Grevillea beadleana plants are very often killed by fire, although coppicing does occur, but mainly from young plants (Dwyer unpublished data; Gross pers. comm.). G. beadleanas regeneration strategy is very similar to that of other obligate seeding species such as G. caleyi and G. barklyana. These species must replenish seed numbers before the next fire if populations are to be maintained, as the mature plant is usually killed by fire (Gill 1975; Auld et al. 1993; Edwards & Whelan 1995; Scott et al. 1995). In the closely related endangered shrub Grevillea caleyi, it was found that plants were killed by fire, which also promoted the breaking of seed dormancy in the soil seedbank (Regan et al. 2003). Regan et al. (2003) found that where seed predation levels remain high, the optimal fire management strategy is longer than when seed predation levels are reduced by 2030%.
In 1988 fire burnt 1.5 hectares of the 4.25 hectares containing the eastern population in Guy Fawkes River National Park and killed 321 plants out of 647 leaving 326 live plants. In 1989, 388 seedlings were present in the burnt area and 21 in the unburnt area (Dwyer unpublished data). In the same area in August 1995 after a very intense fire nine months earlier, 84 dead mature plants, 117 plants greater than 2 years old and 450 seedlings were recorded (Streat unpublished data). Thus in six years the population had been reduced from 735 to 567 as a result of two fires occurring in the area within those six years.
A survey in March 1996 of about 3.5 hectares of the eastern population in Guy Fawkes River National Park revealed two dead adults, 59 plants greater than two years old and 389 seedlings (Gross unpublished data). Drought stress appeared to be the cause of some of the plant deaths recorded by Gross et al. (1995). It would appear that less than 20% of the population might be capable of flowering and fruiting in the two to three years after a fire (Gross unpublished data).
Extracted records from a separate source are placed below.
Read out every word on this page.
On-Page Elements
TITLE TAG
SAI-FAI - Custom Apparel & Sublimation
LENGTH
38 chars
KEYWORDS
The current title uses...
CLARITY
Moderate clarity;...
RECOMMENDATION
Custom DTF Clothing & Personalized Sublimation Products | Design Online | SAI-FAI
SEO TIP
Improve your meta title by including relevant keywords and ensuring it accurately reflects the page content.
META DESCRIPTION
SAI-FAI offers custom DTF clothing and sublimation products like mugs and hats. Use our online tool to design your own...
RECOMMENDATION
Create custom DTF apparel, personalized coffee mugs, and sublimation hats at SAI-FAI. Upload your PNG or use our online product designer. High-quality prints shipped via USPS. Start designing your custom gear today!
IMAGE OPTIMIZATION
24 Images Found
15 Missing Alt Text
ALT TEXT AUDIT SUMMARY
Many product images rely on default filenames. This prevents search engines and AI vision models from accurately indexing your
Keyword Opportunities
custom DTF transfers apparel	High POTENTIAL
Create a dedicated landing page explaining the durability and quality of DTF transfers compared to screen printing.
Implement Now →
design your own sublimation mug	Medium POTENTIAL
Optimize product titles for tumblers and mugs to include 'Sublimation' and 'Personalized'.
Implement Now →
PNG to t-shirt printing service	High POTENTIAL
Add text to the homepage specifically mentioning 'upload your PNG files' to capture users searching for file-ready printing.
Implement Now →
In contrast to the fire prescription required at Guy Fawkes River National Park, a fire would be beneficial in some parts of the Binghi population where seedling recruitment is poor and adults appear to be senescent. Durbin's (1996) work reported that a seedbank of viable seeds exists in at least one of these senescent demes.
Frequent fires are also likely to lead to a narrowing of the genetic base if only a small proportion of the population is contributing seeds to the seedbank. This, in combination with the time required for juvenile plants to reach maturity and the likely increased seed predation levels after a fire, indicates that a fire frequency of around one in 15 years is considered likely to be optimal to allow the maturation and expansion of the population while avoiding dominance of senescent age classes.
The population in Chambigne Nature Reserve is so small that it is particularly vulnerable to fire and other stochastic events. It is not known how large the seedbank is at this site although the lack of soil on the rock ledge suggests that the seedbank would be limited to a few seeds in the rock crevices. It is considered that the risks to the very few plants at this site are too great to employ a control burn at this stage. Such a control or managed burn would at this stage be likely to kill existing plants, some of which may not have reached maturity and would also further deplete the existing seedbank. A control burn may, at some future stage, provide an appropriate management strategy to prevent unplanned fire entering the site, but the risk of burning the site during such a burn is currently considered unacceptable. Extinction of genotypes from this population due to wildfires and other events has been partially avoided by the successful propagation of material from four individuals at this site (see propagation section below).